Ayant eu le même jour le déjeuner de presse de Haut-Bailly et l’escapade alsacienne, je fais une courte sieste dans un salon de la Grande Cascade sous une fenêtre ouverte qui laisse passer un air qui s’est rafraîchi en frôlant les feuilles de marronniers.

Les convives de ce soir sont au nombre de six, dont trois membres d’un même cabinet de conseil international. Deux d’entre eux sont accompagnés de leurs épouses, et ils veulent honorer un de leurs clients, jeune entrepreneur chinois de grande taille. Le dîner se tient en anglais et les rires fusèrent tant il y eut assaut d’esprit.

Le menu préparé par Frédéric Robert est ainsi composé : Caviar osciètre à l’œuf cassé et vichyssoise / Marbré de foie gras de canard, céleri rave, gelée de xérès et truffes noires, kouglof tiède / Risotto crémeux de cèpes à l’huile de persil et jus de rôti / Bar cuit sur la peau, purée de butternut, herbes en rissole / Canard sauvage au sautoir, navet caramélisé au poivre maniguette, la cuisse croustillante / Munster, brioche toastée au cumin / Tuile aux agrumes, sorbet orange.

Au moment où l’on nous sert le Champagne Dom Pérignon 1993, un petit amuse-bouche supplémentaire à base de homard, est une attention du chef, en clin d’œil aux relations antérieures qui étaient les nôtres. Cette délicatesse est appréciable. Plus sans doute que d’autres amateurs j’aime ce champagne léger, aérien, au charme romantique. Avec le caviar, la symbolique du luxe et de la luxure est complète. Le caviar est délicieux et son sel excite la bulle. On trouve au vin quelques accents floraux.

Le Champagne Krug Vintage 1979 a une couleur délicatement dorée et une bulle active. C’est un grand champagne, noble et conquérant. Il est impressionnant de sérénité, doté d’une dimension rare. Le foie gras, comme on pouvait s’y attendre joue juste sur le champagne dans un accord d’un équilibre rassurant.

Le Château Laville Haut-Brion 1951 a une couleur d’un or étincelant, beaucoup plus lumineuse que celle du Krug. Le nez évoque à ma charmante voisine le goudron. Ce nez est intense, assez minéral. En bouche les premières gouttes dont j’ai été servi pour vérifier le vin sont marquées par un léger aspect métallique. Mais si l’on en fait abstraction, on mesure la puissance, la joie de vivre et le fruité d’un grand vin. Notre ami chinois, très connaisseur, inclura ce vin en bonne place dans son vote. Le cèpe, mais surtout le jus de rôti tirent de ce vin le meilleur de lui-même. N’était la petite trace qui n’est même pas gênante, c’est un Laville tonitruant.

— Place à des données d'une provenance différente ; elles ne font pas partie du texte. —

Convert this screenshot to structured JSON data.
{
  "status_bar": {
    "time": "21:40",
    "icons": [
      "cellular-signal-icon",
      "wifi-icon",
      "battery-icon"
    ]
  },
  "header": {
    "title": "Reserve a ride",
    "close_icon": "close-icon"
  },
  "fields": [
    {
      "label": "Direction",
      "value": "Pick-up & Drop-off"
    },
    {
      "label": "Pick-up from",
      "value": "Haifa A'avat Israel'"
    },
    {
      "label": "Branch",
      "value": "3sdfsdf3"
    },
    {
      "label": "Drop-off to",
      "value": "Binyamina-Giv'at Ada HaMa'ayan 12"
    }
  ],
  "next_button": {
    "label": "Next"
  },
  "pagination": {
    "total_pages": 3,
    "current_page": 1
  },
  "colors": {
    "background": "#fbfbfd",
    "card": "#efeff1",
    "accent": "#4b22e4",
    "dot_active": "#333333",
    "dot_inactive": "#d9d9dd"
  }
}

Le Château Margaux, Margaux 1962 a un nez renversant. Il en émane un « love at first sight », le coup de foudre parfait. Ce vin est la séduction pure, incomparablement féminin. Les deux souriantes femmes de ce repas vont désigner ensemble ce Margaux vainqueur de la soirée car il n’y a pas plus plaisant et rassurant que ce vin velouté. C’est le Château Margaux dans son expression la plus épanouie.

Le Château Ausone 1959 est d’une couleur très foncée. En bouche il est lourd, plombant, épais et il évoque la texture, sans en évoquer le goût, d’un marc de café. En s’épanouissant dans le verre, il gagne en légèreté et en complexité. Il se dévergonde un peu, solide et fort bordeaux, mais il ne sera jamais au sommet qu’il pourrait atteindre compte tenu de son millésime, l’un des plus réussis. Le canard convient bien à l’Ausone, et l’Echézeaux Joseph Drouhin 1947 pourrait se boire sans lui tant il est éblouissant. Son nez est l’expression du charme épanoui du vin de Bourgogne. En bouche, c’est le délice bourguignon. En relisant mes notes prises quelques heures après le dîner je déchiffre « délire de la Bourgogne » et je me demande par quel hasard j’ai pu écrire cela. Mais au lieu de délice, on pourrait aussi dire de ce vin qu’il est le délire de la Bourgogne, au sens djeune du terme. Vin inouï, charmeur au-delà du possible, érotique, excitant, chaleureux, il est sous une forme plus canaille aussi séducteur que le Margaux 1962. C’est un vin d’une qualité rare.

Le Gewurztraminer Vendanges Tardives Hugel 1994 est tout en douceur, mais son charme est décuplé par le munster et son cumin. Fruité, gouleyant et puissant il a trouvé dans le fromage une véritable catapulte. Jean Hugel à qui je viens d’en parler ne croit pas à cet accord. Il faut vite que je lui montre.

Le Château d’Yquem 1988 après l’explosion du Gewurztraminer paraît un Yquem très « normatif ». Agréable, un peu discret, très Yquem il manque un peu de maturité.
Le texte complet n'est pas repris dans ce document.